Looks a little desaturated due to age... very popular look today.

Fairly easy in photoshop...


----------



## MLeeK (Sep 10, 2012)

A bit to the yellow, a bit desaturated.


----------



## 2WheelPhoto (Sep 10, 2012)

Instagram FTW


----------



## scrapfan85 (Sep 10, 2012)

Well I wasn't talking specially THAT picture(sorry if it seemed that way) I just meant in general if you look through the gallery, they all have that soft and vintage color look, like this one Rare color photos from 1930s-40s Pictures - CBS News


----------



## amolitor (Sep 11, 2012)

The bulk of the FSA/OWI file is viewable online, and has been for some time. CBS News appears to be just dredging this stuff up and pretending that it's "news".

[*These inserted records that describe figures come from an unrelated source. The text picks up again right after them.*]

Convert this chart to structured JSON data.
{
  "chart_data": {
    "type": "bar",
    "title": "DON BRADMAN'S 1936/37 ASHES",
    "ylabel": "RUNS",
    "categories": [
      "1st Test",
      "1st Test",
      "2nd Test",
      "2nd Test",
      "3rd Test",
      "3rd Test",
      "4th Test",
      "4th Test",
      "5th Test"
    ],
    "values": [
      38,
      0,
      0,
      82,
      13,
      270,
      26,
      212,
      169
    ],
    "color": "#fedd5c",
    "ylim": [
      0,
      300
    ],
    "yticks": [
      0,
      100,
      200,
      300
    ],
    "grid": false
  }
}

Since various films are likely to have been used in this collection (they shot everything from sheet film to 35mm for the FSA/OWI) the degredation and the color renditions are going to be a bit whack. Note also that most of what we see are scans of re-photographed work -- there was a scheme to preserve the archive by re-photographing the negatives and transparencies, possibly a couple such scheme, before they scanned it all. So you've actually got several levels of color infidelity going on.

FSA/OWI B&W Photographs

As for achieving the look with photoshop.. it's going to be some combination of color casts and saturation changes, yes. Fool with it?


----------



## scrapfan85 (Sep 12, 2012)

I know there are actions you can download for photoshop, I just can never get them that good looking HA. I'll fool around and see what I can come up with.


----------



## terri (Sep 13, 2012)

You could always get really serious and get your own B&W prints and add color by hand.        That way you control the color while you're doing it.    Photo oils and photo oil pencils could get you there, and it's actually easier than messing around with PS actions. 

    IMO of course.    :mrgreen:


----------



## The_Traveler (Sep 13, 2012)

The Library of Congress has an amazing print collection that you can browse through on line.


----------



## PhotoWrangler (Sep 13, 2012)

Desaturation, yellow wb, white layer opacity at 2%.


----------